Don't give players a breather: Kent

Written By Unknown on Selasa, 13 Agustus 2013 | 22.07

Souths prop Sam Burgess gestures to the referee during the Rabbitoh's match against the Storm on Friday night. Source: Getty Images

LIKE most reasonable thinking men, I spent yesterday hiding from Noel Kelly just in case he got frustrated.

That was us brave souls over there, cowering in the corner, legs crossed. Kelly is probably the most loveable bloke in the game now, quick with a story matched only by his wit.

His assessment that Sam Burgess's squirrel grip on Melbourne's Will Chambers was nothing more than frustration borne out of the game no longer tolerating a player being able to punch someone had many of wondering what he is capable of if things got really bad.

What if you accidentally picked up his drink in a bar? Or stepped on his shoe while lined up at the bank?

If you remember rightly, the NRL came out strongly after Origin I and declared that punching was not acceptable and anyone challenging this belief would be immediately sin-binned.

Some lamented the softening of the game, even if it wasn't exactly right. The game has never tolerated punching.

And Kelly should know. He was sent off 17 times in his career, including twice in one game on the 1963 Kangaroo Tour.

He was sent off so many times, he once said, that when he's out front gardening and the postman goes past and blows his whistle he gets up and goes in for a shower.

In other words, it has never been in the rules that you are allowed to punch someone.

Even if you are getting a little frustrated, or things aren't going right, or the guy opposite is laughing at your missing teeth.

Oh, most did it at one time or another, and it was accepted that sometimes it just happened.

But nothing has really changed.

What else hasn't changed is that squirrel grips have never been accepted as fair play on the paddock. Nobody can justify it, or really attempt to, like they might a fight.

But Kelly isn't altogether wrong about increasing frustrations in the game, and the NRL would be wise to hear him out before dismissing him as the ramblings of a sentimental old man.

Noel Kelly after being sent off playing for the Kangaroos against Widnes. Source:

Burgess was clearly frustrated throughout the game. Melbourne's wrestling tactics were strangling the life out of Souths last weekend and, with it, any chance of winning.

Last week on NRL360 we showed how much slower the game is today than it was 20 years ago, running split frames of scrum and penalty restarts and an entire set of six. Despite the players being slower, less fit and less athletic 20 years ago than today, they got to the last tackle six seconds quicker than they do today.

Over 60-70 sets in an average game, that's an extra 360-420 seconds, or an extra six to seven minutes football we had back then that we don't get now.

Then you've got the time wasting at scrums and penalties, where most players have time to roll a cigarette before play restarts.

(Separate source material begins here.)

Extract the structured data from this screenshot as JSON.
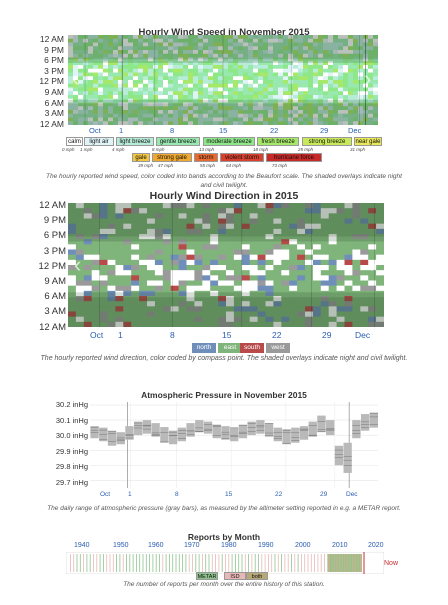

Poor vigilance has allowed all these bad habits to creep into the game and, slowly, change its fabric.

The wrestling slows it down mostly, though.

So why don't we outlaw it?

Wrestling is like a complicated tax law, too hard to understand, too entangled in the system to simply remove. Best get on with it and hope everybody learns to live with it.

Every club is doing it, not just Melbourne. The Storm just happen to do it best. While it can never be completely eradicated anymore, the NRL needs to find ways to lessen the wrestle's impact. Quite simply now, the best teams are the best wrestlers, as it allows them to dominate defensively and keep fresher for when they have the ball.

The easiest and cleanest way to lessen the wrestle's impact is to cut down on all that rest time before scrums and around penalties and on kick restarts. Countless seconds are burned while players hold committee meetings and referees get their breaths back.

Shortened rest periods would increase fatigue and impact on teams' abilities to get so many players into each tackle to wrestle. It would give us more football in our 80 minutes.

Of course, coaches will then search for other ways to slow the game to reduce the impact a shortened rest was having, particularly if they are about to defend a set, but that again falls back on the lawmakers.

A couple of quick penalties would soon fix that.

The modern player should have no trouble understanding that, and if they do they can ask Kelly what that sound is.

It sounds like the postman riding past while you're out front gardening.